Erdogan Accuses U.S. of Creating `Army of Terror' on Turk BorderBy
Ankara denounces U.S. plans to use Kurds in new border guard
Turkish president says Afrin campaign due to start any minute
Turkish President Recep Tayyip Erdogan accused Washington of establishing an “army of terror” along the Turkish border, as his country drew closer to open confrontation with U.S.-backed Kurdish troops in neighboring Syria.

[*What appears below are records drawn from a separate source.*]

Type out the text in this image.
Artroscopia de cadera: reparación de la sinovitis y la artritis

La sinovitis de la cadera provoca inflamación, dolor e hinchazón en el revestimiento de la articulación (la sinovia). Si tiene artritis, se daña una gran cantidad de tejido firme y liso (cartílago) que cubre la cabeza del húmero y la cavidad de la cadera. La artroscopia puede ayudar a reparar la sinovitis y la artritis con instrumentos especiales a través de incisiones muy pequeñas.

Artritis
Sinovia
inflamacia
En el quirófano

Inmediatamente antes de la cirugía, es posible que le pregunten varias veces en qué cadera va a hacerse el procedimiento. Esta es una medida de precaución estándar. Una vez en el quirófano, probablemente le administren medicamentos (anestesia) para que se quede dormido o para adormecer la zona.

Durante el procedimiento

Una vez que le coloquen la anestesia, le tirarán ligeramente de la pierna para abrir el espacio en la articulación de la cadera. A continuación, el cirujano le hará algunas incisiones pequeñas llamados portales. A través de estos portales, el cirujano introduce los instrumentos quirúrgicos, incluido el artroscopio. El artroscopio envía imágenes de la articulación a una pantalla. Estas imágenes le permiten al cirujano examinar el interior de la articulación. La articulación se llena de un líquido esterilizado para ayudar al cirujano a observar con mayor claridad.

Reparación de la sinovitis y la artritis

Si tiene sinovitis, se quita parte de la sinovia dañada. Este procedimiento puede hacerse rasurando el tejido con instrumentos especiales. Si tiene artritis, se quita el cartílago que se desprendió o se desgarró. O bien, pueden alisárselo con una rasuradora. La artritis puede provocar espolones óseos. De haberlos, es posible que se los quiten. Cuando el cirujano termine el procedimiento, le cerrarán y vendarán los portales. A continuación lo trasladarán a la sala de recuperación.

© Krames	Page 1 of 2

Erdogan, who regards the Kurdish fighters as affiliates of Turkish Kurds battling for autonomy in Turkey’s southeast, said Monday that a Turkish offensive in the Kurdish-controlled town of Afrin in northern Syria was imminent. The spark for the campaign is a new U.S.-backed plan to turn thousands of Syrian Kurds who fought Islamic State into border guards in areas they control along Turkey’s frontier.
Turkey is afraid the Syrian Kurdish fighters’ incorporation into the force will give them cover to stage attacks on Turkey. It also says it will further their aim to consolidate a single autonomous region including Afrin along the Turkish frontier, and embolden PKK separatists the Turkish military has been fighting for more than three decades. Turkish military reinforcements were moved into the Afrin area over the weekend, state-run Anadolu news agency reported.
“Turkey will suffocate this terror army before it’s born,” Erdogan said. “Our preparations have been completed. The operation is due to start any moment. After that, other regions will follow.”
The impending face-off with the U.S. proxy exacerbates the already considerable strains that have tested Turkey’s relations with Washington in recent years. Ankara has also been angered by the trial and conviction of a Turkish banker in the U.S. on sanctions violation charges, and Washington’s non-action on its request to extradite a Pennsylvania-based Turkish preacher Erdogan accuses of instigating a failed 2016 coup.
Turkish army units fired dozens of shells toward Kurdish positions in and around Afrin on Sunday. The army also beefed up troops in the area with armored personnel carriers and tanks over the weekend, according to Anadolu.
Turkey has acted against the Syrian Kurdish forces before. It began operating in northern Syria in 2016, its participation in an international effort to defeat Islamic State dovetailing with its campaign to block the convergence of Kurdish-run regions. An earlier deployment in Idlib, to the south of Afrin, denied the Kurds access to the Mediterranean Sea -- a prized target for a planned Kurdish corridor running all the way to northern Iraq.
The U.S. backed the Kurdish fighters because it regarded them as the most effective force against Islamic State. With the war against the extremist group largely won, Turkey sees no reason for incorporating Kurdish troops into the border guard unit.
Turkey’s National Security Council, which advises on military actions, is scheduled to meet on Jan. 17. Turkish officials vowed similar action on several occasions last year.
The U.S.-led coalition against Islamic State said in an emailed statement Monday that the border security force will “prohibit Islamic State freedom of movement and deny the transportation of illicit materials’ so the Syrian people can establish “effective local, representative governance and reclaim their land.” Ethnic composition of the force, it said, “will be relative to the areas in which they serve.”